Linux does not have certain applications I use all the time.
You can call windows 10 bloated but with today’s SSD, NVME, Optane drives Windows moves fast and boots up fast, as in 10-13 seconds.
I put a 256gb SSD in a 2014 Lenovo laptop, Windows 10, it moves fast now. Thus the old rap about Linux moving faster than Windows is no true anymore.
Its amazing how sleek and slim today’s Windows laptops are. Now that they deploy NVME drives, no more DVD players, no more detachable battery. The batteries are internal these days.
Desktops are sleeker too! A friend bought a new HP and it is half the size and half the weight of his old HP desktop he bought in 2010. He bought a high rez 27 inch monitor to go with it.
I have a laptop and desktop that have Intel Optane chip in them. The 16GB variety. The Desktop moves super fast because the Optane is enhancing a 7200RPM hard drive with a 64GB cache. Desktop boots up in 10 seconds.
The laptop is a bit slower because the hard drive it works with is the 5400RPM variety. 128GB cache iirc. But still fast boot times and fast responses.
I have run crystal disk mark for both and the desktop moves faster, has higher crystal disk mark numbers. Maybe 20% higher than the laptop.
So with conventional 2.5” SSDs that have been around for a while, plus the newer NVME and SSD drives that go into an M.2 slot, PLUS Optane chips. You have Windows 10 moving faster than ever and Linux has no speed advantage.
I boot my desktop at most every hundred days.
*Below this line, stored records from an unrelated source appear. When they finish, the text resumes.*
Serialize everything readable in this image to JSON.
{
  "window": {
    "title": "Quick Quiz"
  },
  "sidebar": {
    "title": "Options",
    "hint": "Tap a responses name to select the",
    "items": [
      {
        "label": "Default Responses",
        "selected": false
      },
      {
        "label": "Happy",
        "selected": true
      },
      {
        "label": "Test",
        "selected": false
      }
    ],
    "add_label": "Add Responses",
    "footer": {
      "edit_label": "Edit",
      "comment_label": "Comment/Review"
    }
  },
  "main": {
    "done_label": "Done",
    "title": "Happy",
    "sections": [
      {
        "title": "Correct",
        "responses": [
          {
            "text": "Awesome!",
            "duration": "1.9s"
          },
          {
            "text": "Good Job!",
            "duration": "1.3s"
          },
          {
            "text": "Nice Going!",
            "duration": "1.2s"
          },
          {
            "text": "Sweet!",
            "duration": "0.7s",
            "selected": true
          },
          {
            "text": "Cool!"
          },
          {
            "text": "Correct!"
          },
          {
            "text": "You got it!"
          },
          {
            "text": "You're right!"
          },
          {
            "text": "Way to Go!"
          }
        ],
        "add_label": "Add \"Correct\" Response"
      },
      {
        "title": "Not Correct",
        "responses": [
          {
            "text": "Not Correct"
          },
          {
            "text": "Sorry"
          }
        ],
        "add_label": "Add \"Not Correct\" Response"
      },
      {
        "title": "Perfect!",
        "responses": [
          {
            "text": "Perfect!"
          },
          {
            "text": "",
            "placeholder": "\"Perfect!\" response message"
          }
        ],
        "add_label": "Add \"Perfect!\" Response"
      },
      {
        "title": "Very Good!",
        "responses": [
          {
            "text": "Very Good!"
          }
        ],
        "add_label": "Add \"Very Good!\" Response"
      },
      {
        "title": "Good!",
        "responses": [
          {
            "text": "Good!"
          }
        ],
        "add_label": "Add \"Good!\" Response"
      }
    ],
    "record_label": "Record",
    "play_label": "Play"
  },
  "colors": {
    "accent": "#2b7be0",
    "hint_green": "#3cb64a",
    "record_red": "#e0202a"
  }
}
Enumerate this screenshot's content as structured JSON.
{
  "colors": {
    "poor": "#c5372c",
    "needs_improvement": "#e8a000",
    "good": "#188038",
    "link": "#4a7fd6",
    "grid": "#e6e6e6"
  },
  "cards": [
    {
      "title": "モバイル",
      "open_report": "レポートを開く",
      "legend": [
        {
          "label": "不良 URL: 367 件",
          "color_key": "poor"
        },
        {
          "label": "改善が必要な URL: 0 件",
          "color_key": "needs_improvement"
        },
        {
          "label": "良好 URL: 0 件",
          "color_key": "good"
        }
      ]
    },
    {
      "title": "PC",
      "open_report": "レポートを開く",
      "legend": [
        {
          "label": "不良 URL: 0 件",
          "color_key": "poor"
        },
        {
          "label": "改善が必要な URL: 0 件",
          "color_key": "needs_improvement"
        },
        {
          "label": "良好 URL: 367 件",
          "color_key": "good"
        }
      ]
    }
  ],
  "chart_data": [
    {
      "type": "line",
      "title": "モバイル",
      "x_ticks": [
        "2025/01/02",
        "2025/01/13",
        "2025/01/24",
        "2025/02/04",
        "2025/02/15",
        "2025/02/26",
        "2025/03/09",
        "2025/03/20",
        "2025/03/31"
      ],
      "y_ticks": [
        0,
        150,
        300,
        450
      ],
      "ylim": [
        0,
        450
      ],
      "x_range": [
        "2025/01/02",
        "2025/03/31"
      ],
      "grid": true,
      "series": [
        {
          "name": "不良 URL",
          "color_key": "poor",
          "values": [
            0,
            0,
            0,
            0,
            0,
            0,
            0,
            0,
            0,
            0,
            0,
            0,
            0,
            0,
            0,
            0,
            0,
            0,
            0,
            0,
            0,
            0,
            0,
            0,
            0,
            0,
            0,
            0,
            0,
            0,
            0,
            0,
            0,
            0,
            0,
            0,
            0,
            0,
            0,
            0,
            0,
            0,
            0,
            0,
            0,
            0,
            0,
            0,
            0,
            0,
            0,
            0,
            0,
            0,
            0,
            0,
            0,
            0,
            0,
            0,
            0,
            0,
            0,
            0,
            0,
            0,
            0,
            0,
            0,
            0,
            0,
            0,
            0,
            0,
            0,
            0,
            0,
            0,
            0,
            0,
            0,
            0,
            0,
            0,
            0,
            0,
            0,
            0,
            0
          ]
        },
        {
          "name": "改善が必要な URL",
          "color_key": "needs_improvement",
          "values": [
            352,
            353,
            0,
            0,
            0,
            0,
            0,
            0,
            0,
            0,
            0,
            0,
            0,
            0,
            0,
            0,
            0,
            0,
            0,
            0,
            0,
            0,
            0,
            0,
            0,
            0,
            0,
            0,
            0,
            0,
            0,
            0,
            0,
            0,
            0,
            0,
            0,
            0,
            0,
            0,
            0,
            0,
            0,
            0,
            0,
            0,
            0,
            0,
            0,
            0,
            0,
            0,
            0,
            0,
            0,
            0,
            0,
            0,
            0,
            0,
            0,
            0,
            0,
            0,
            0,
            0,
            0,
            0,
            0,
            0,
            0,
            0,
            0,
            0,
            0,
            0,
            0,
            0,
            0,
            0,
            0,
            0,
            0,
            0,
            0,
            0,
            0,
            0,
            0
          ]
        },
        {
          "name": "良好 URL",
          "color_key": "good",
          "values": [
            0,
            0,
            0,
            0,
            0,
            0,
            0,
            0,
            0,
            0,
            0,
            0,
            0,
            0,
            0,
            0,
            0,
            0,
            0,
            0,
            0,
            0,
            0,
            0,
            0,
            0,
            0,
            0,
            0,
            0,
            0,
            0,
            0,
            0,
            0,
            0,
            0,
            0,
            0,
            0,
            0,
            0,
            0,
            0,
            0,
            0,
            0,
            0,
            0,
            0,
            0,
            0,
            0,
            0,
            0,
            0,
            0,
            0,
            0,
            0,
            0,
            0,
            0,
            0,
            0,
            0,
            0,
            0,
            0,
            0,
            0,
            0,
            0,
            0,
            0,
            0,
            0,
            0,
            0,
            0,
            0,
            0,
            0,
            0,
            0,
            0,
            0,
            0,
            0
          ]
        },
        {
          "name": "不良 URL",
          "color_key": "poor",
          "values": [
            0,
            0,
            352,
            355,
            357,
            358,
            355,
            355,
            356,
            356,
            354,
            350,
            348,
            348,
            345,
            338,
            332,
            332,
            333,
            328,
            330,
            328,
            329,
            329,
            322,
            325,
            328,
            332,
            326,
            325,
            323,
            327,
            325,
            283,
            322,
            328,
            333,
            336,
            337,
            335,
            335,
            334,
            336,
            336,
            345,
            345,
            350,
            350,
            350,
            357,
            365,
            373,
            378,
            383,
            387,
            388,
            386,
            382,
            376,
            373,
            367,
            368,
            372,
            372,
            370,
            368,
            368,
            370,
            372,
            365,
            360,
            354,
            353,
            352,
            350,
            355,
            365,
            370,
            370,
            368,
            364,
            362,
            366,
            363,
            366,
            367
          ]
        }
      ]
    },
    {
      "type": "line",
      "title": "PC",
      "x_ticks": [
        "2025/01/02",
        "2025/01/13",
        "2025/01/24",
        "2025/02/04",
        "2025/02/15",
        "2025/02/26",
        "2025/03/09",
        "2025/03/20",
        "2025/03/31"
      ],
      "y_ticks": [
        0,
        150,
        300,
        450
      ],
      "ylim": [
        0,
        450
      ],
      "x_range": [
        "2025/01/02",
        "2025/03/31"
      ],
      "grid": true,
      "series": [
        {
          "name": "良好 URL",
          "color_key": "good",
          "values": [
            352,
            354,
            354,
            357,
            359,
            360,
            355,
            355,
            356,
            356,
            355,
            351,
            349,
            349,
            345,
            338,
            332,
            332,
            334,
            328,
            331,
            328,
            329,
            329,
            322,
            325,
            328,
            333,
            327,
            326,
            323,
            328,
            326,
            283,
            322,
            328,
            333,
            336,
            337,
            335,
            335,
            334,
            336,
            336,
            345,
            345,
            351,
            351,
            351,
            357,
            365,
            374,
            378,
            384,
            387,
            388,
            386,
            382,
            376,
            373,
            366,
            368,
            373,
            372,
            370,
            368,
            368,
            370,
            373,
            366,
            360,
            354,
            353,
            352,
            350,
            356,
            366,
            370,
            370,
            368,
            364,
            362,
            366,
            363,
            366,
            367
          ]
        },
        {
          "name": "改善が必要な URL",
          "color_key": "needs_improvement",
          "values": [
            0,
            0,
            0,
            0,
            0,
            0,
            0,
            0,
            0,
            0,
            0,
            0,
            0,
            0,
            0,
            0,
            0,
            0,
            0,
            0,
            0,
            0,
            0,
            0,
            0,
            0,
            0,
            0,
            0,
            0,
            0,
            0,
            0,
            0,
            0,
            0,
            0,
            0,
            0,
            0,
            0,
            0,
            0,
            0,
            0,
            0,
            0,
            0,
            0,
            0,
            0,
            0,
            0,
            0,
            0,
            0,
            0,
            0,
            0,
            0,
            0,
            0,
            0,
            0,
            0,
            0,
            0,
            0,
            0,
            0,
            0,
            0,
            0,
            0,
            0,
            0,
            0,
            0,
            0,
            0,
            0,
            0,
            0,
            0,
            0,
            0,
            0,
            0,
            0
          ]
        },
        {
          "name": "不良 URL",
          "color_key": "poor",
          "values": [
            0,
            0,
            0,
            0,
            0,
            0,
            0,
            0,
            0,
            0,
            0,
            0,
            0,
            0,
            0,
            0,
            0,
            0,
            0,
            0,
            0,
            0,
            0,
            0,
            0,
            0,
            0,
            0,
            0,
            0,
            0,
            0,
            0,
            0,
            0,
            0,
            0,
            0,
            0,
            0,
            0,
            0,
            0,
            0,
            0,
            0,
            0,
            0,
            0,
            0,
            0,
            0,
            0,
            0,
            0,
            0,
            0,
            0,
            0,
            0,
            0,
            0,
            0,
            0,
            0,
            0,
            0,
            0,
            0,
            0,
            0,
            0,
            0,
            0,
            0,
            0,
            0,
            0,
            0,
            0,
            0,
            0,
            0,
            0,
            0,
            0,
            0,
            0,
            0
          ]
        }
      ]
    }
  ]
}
The boot process could take 10 minutes (it doesn't) and I wouldn't give a damn. Of course, I run Linux. It simply doesn't require periodic reboots. I pretty much only restart on installation of a new kernel, and that is just my own paranoia. With a properly designed system, the time it takes to reboot is immaterial. I've noticed that it is mostly windows users who talk about reboot times.